Cleaning up orphan files — data files that are not referenced by table metadata — is an important part of table maintenance that reduces storage expense. This recipe shows you how to use Apache Spark to identify and delete orphan files.

What are orphan files and what creates them?

Orphan files are files in the table’s data directory that are not part of the table state. As the name suggests, orphan files aren’t tracked by Iceberg, aren’t referenced by any snapshots in a table’s snapshot log, and are not used by queries.

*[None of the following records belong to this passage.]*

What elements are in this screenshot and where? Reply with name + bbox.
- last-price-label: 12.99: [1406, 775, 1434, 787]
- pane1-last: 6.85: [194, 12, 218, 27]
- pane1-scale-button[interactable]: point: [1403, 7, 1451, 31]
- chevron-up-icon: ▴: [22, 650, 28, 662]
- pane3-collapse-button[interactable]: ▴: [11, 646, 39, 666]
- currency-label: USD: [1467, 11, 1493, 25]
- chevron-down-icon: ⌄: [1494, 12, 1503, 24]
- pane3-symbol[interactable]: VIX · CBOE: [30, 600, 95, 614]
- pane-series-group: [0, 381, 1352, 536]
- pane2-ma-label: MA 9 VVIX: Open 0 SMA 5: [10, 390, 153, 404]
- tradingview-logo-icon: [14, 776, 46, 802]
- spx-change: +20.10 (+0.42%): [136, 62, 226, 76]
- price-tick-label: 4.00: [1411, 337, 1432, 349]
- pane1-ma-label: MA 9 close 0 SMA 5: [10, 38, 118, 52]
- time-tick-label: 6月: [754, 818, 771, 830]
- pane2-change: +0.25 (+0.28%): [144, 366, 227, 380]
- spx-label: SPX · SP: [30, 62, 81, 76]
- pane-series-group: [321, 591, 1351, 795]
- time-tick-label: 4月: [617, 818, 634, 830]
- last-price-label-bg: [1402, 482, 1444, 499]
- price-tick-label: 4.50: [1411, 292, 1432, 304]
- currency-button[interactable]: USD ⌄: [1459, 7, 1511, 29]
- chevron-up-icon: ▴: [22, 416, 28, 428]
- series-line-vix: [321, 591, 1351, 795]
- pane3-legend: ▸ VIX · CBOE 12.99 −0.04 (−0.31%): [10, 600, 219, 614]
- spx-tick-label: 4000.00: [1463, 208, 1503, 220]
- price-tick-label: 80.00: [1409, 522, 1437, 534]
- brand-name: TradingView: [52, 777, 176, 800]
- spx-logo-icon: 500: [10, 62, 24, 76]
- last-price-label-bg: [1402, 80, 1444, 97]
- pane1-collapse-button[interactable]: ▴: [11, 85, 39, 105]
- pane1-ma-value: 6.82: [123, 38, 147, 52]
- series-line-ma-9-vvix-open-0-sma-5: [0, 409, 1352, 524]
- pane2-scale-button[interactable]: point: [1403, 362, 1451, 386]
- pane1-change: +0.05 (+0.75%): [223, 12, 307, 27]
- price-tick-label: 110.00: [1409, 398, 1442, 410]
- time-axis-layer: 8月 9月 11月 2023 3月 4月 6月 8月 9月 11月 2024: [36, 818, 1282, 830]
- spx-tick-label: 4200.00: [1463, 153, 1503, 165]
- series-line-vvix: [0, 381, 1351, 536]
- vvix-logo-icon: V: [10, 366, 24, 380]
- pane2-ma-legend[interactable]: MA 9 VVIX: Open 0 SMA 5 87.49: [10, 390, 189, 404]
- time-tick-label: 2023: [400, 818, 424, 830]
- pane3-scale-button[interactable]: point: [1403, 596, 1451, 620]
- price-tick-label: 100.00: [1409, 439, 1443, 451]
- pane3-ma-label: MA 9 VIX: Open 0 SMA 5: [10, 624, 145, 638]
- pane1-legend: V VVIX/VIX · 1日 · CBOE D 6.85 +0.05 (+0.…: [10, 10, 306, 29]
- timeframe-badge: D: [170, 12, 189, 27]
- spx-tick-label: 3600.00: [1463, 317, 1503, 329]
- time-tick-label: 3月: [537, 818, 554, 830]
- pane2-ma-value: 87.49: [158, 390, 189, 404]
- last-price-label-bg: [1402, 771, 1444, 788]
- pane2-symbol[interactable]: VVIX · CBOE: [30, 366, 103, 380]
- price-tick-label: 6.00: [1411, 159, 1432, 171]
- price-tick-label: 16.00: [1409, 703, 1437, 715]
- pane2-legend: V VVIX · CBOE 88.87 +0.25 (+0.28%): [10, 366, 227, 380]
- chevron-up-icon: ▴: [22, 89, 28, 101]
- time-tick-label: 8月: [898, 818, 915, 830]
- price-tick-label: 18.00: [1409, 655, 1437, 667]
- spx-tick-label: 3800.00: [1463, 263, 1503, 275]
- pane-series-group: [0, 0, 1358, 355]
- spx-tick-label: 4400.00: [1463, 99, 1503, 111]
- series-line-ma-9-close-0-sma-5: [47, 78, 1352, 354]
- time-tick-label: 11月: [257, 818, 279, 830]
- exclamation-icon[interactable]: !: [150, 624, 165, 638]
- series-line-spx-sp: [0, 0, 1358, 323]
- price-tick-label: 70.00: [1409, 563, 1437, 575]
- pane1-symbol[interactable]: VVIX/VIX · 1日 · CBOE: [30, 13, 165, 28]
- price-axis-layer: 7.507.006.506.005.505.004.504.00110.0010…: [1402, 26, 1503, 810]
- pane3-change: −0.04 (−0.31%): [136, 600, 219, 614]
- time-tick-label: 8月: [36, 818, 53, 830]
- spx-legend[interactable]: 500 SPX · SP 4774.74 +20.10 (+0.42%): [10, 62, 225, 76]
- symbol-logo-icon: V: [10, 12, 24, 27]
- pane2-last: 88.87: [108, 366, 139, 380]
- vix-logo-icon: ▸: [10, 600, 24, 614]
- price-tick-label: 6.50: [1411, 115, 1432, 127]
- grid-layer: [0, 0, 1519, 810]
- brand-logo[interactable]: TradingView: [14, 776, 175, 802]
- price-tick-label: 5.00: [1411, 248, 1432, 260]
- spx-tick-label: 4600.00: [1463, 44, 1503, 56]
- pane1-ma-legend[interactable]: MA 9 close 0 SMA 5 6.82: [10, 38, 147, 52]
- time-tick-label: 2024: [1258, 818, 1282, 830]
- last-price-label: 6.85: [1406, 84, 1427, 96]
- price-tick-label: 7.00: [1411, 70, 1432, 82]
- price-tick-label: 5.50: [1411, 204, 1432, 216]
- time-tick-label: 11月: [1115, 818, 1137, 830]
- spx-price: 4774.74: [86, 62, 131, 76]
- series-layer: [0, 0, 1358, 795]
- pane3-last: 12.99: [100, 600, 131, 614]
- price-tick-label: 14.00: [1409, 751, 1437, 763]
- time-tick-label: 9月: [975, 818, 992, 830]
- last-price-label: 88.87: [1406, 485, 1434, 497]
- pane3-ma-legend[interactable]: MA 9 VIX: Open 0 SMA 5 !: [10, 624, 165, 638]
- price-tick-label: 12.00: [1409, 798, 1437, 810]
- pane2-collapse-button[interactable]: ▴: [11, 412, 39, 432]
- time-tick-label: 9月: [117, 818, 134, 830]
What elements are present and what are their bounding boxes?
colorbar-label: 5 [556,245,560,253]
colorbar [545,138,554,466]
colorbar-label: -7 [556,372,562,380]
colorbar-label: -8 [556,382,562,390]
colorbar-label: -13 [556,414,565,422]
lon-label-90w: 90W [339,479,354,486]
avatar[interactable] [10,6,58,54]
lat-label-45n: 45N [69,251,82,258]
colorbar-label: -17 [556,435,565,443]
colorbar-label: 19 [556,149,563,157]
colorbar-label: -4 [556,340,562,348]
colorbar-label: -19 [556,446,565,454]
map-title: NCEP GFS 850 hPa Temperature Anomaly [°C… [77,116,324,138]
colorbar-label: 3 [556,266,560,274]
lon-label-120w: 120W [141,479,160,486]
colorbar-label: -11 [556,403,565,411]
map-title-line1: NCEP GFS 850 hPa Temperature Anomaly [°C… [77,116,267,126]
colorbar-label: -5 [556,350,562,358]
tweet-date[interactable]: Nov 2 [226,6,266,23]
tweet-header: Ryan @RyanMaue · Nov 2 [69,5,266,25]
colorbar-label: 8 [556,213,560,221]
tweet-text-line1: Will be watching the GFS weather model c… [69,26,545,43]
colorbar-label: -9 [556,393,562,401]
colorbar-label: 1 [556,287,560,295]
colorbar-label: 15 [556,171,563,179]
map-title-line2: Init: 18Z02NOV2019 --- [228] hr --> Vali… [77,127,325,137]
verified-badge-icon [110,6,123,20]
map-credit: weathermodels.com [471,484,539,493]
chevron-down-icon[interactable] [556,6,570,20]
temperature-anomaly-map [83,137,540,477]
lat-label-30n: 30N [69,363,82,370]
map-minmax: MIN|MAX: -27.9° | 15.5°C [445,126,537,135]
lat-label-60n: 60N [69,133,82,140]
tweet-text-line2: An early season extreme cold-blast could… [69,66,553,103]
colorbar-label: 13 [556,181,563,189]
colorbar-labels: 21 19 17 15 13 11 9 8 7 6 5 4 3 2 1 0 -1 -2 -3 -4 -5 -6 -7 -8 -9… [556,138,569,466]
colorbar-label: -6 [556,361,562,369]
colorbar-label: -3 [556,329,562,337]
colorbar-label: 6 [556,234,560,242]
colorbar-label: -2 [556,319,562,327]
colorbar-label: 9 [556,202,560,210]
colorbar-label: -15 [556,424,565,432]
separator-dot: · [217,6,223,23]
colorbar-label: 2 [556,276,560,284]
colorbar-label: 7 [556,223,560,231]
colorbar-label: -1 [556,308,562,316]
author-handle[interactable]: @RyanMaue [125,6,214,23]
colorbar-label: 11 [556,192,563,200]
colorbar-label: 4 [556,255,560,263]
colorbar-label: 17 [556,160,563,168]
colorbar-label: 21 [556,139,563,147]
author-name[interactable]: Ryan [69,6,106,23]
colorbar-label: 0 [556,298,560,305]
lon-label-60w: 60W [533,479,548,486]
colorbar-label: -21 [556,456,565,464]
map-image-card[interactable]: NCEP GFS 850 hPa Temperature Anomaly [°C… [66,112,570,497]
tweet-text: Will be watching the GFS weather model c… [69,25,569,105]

Orphan files come from failures in the distributed systems that write to Iceberg tables. For example, if a Spark driver runs out of memory and crashes after some tasks have successfully created data files, those files will be left in storage, but will never be committed to the table.

The challenge with orphan files

Orphan files accumulate over time; if they’re not referenced in table metadata they can’t be removed by normal snapshot expiration. As they accumulate, storage costs continue to add up so it’s a good idea to find and delete them regularly. The recommended best practice is to run orphan file cleanup weekly or monthly.

Deleting orphan files can be tricky. It requires comparing the full set of referenced files in a table to the current set of files in the underlying object store. This also makes it a resource-intensive operation, especially if you have a large volume of files in data and metadata directories.

In addition, files may appear orphaned when they are part of an ongoing commit operation. Iceberg uses optimistic concurrency, so writers will create all of the files that are part of an operation before the commit. Until the commit succeeds, the files are unreferenced. To avoid deleting files that are part of an ongoing commit, maintenance procedures use an olderThan argument. Only files older than this threshold are considered orphans. By default, this time window is 3 days, which should be more than enough time for in-flight commits to succeed.

Deleting orphan files using Spark

To clean up orphan files using Spark, use the remove_orphan_files procedure.

CALL remove_orphan_files(
    table => 'examples.nyc_taxi_yellow')

This cleans up any unreferenced files under the table’s location. By default, this only considers files orphaned if they are older than 3 days. You can customize the threshold by passing a timestamp as older_than.

CALL remove_orphan_files(
    table => 'examples.nyc_taxi_yellow',
    older_than => TIMESTAMP '2020-01-19 03:14:07')

Dry run validation

Deleting orphan files can be dangerous in that valid data can be deleted.

  1. If two tables share the same location, cleaning up orphan files in one table can delete files that are valid in the other table. It’s important that tables always use unique locations. If locations are shared, don’t run orphan file cleanup.
  2. If file listing produces paths that differ from data file locations in the table. Iceberg will normalize paths to avoid mistakenly considering a file an orphan, but there are cases that may not be recognized by default, such as HDFS NameNode HA paths that are equivalent.

A best practice when configuring orphan file cleanup is to first inspect look at the files that would be deleted. You can do this by using the dry_run option in the Spark stored procedure.

CALL remove_orphan_files(
    table => 'examples.nyc_taxi_yellow',
    dry_run => true)

Spark will return a list of files considered orphans that you can validate. If the list is suspiciously long, make sure you check before removing the dry_run option!